A frequency distribution is a set of bars (or a smoothed line) that shows the numbers in each of a set of related groups, for example how many people in a room are in different weight groups. This may be shown in a histogram, as below.
The shape of the distribution can often be described mathematically, with a very common shape known as the Normal (or Gaussian) distribution. This is bell-shaped and something like the chart above.
Knowing where the middle of the distribution lies is useful as it gives a single number that may be used to represent all other numbers.
Three common measures are the mean, the median and the mode. With a symmetrical distribution (eg. the Normal distribution), these are all equal.
The mean, or average, is calculated as the sum of the scores divided by the number of data items (SUM(X)/N). This represents all data items, but can be skewed by distant outliers, especially when there is a limited data set.

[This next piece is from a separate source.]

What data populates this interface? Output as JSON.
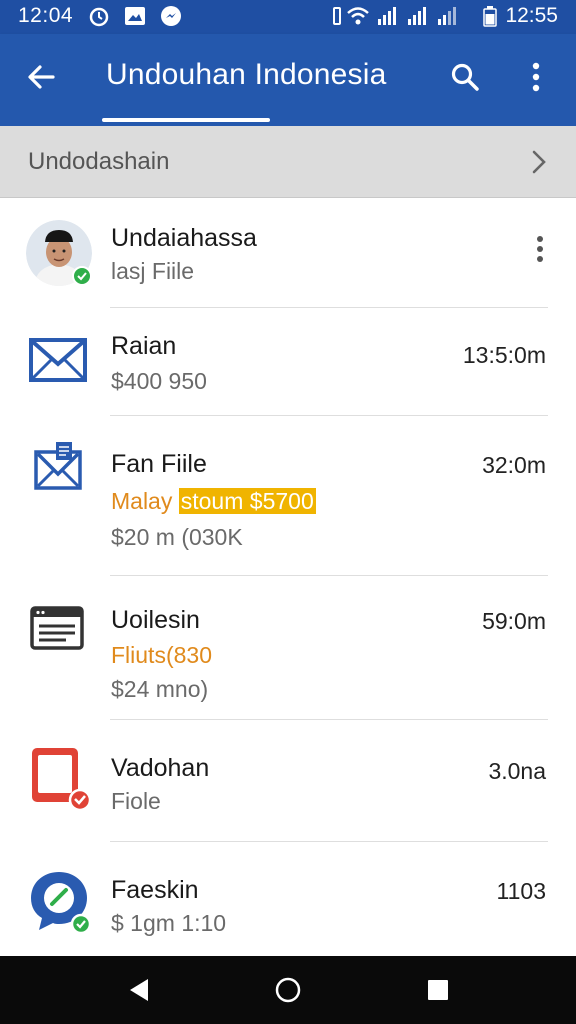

The median is found by arranging the data in numeric order, then selecting the middle number (or the average of the two middle numbers when there is an even number of data items).

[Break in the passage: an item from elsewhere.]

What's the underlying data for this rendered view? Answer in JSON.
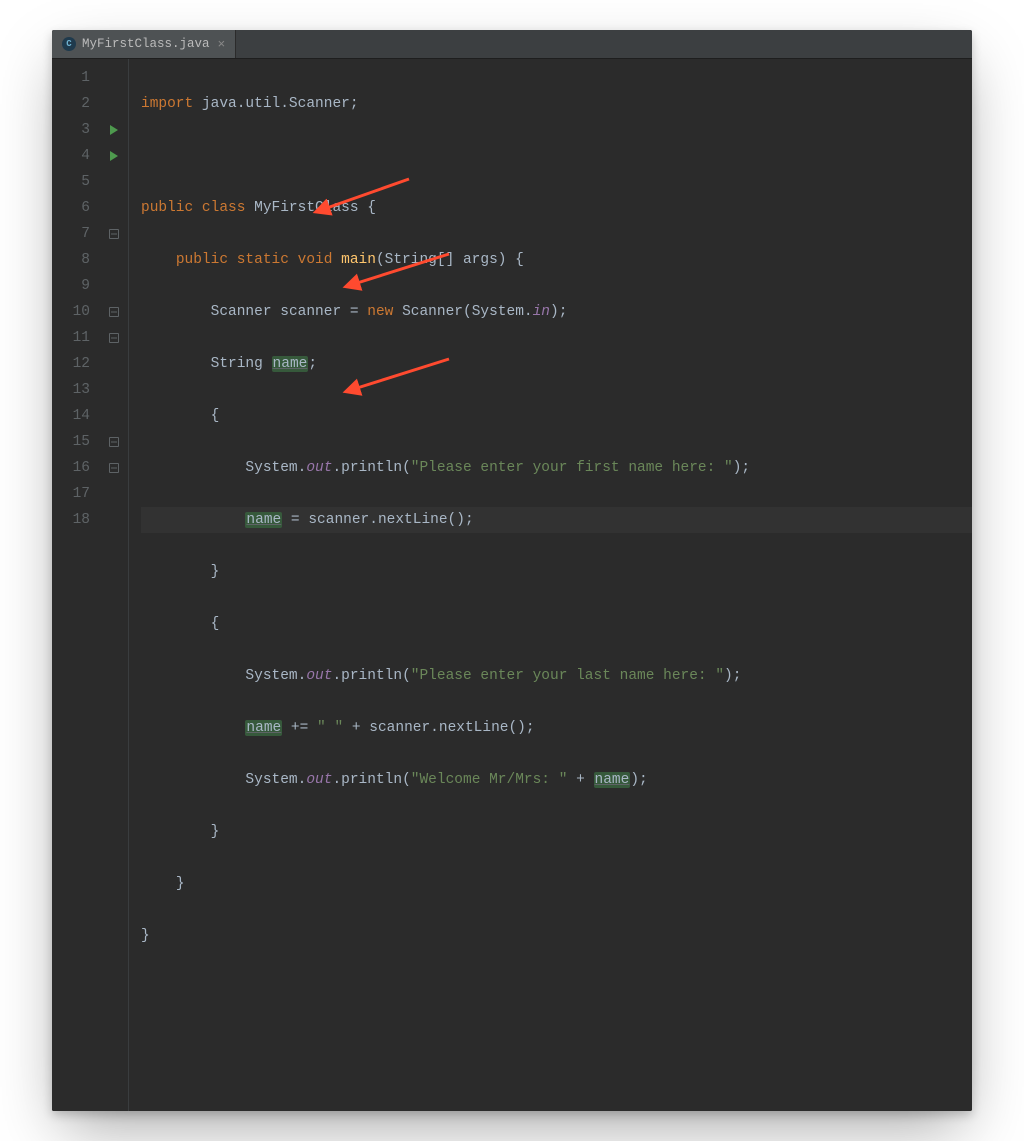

This is useful when you want to divide items into equal sized groups, for example to be able to select the 'top half' of scores.
The mode is the most common score and is useful when you want to answer questions about 'most popular' or 'most common' items. When scores are on a continuous scale, then (as with histograms) this is calculated as the most common range of scores.

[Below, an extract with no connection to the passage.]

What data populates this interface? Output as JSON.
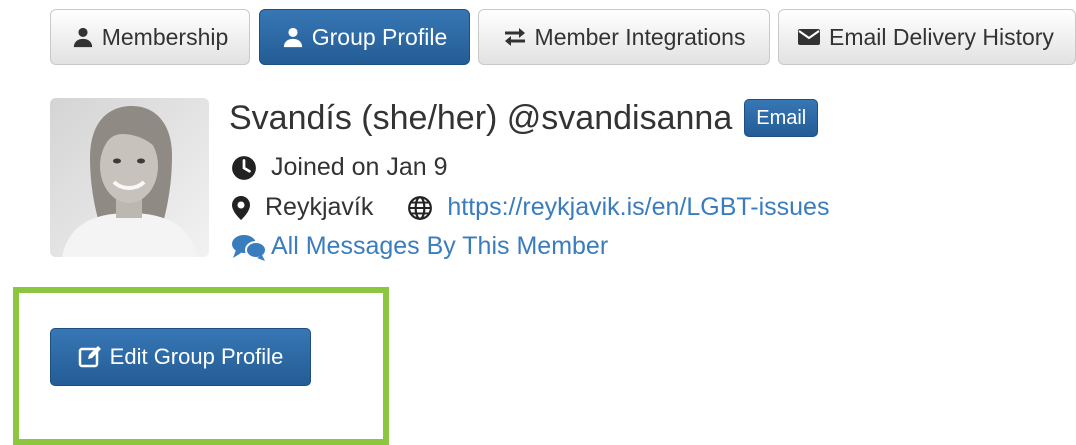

When the histogram has multiple peaks, it is called multi-modal. Where there are only two peaks, this is called bimodal. Multiple peaks can signify multiple processes or situations being identified within one measure.
As well as centrality, the way the distribution is spread is often important to understand.
Skew is the measure to which bars in the histogram are higher
Skew is zero in a normal distribution. It is positive when bars are higher on the left and negative when the scores are higher on the right.
Kurtosis is a measure of how 'pointed' the distribution is. A kurtosis of zero indicates a Normal distribution. A positive value indicate a more pointy distribution, whilst a negative value indicates a flatter distribution.
When the data set is not normally distributed, then it may be possible to do a mathematical transformation on the data to convert it back to Normal. This may seem like a fudge but the principle is statistically quite valid.
The following methods can be used to reduce positive skew. To transform negative skew, first do a reversal by subtracting each score from the highest score (or a convenient higher number).
Taking the logarithm of a set of numbers reduced the right tail of the distribution and is hence useful to reduce positive skew.
Logs cannot be taken of zero or negative values, so data for log transformation must all be positive. A way around this is to add a fixed number to all data items, effectively shifting it all right.
The square root of a set of numbers reduces big numbers more than small numbers. This makes it useful for correcting positively-skewed data.
Square roots cannot be taken of negative numbers, and the same approach with logarithms may be taken.
Inverting scores (1/x) balances around the number 1 -- numbers greater than 1 turn into a fraction, whilst fractions turn into numbers greater than 1. Very small fractions become very large numbers and vice versa.
This method is thus best when all numbers are below or above 1.
And the big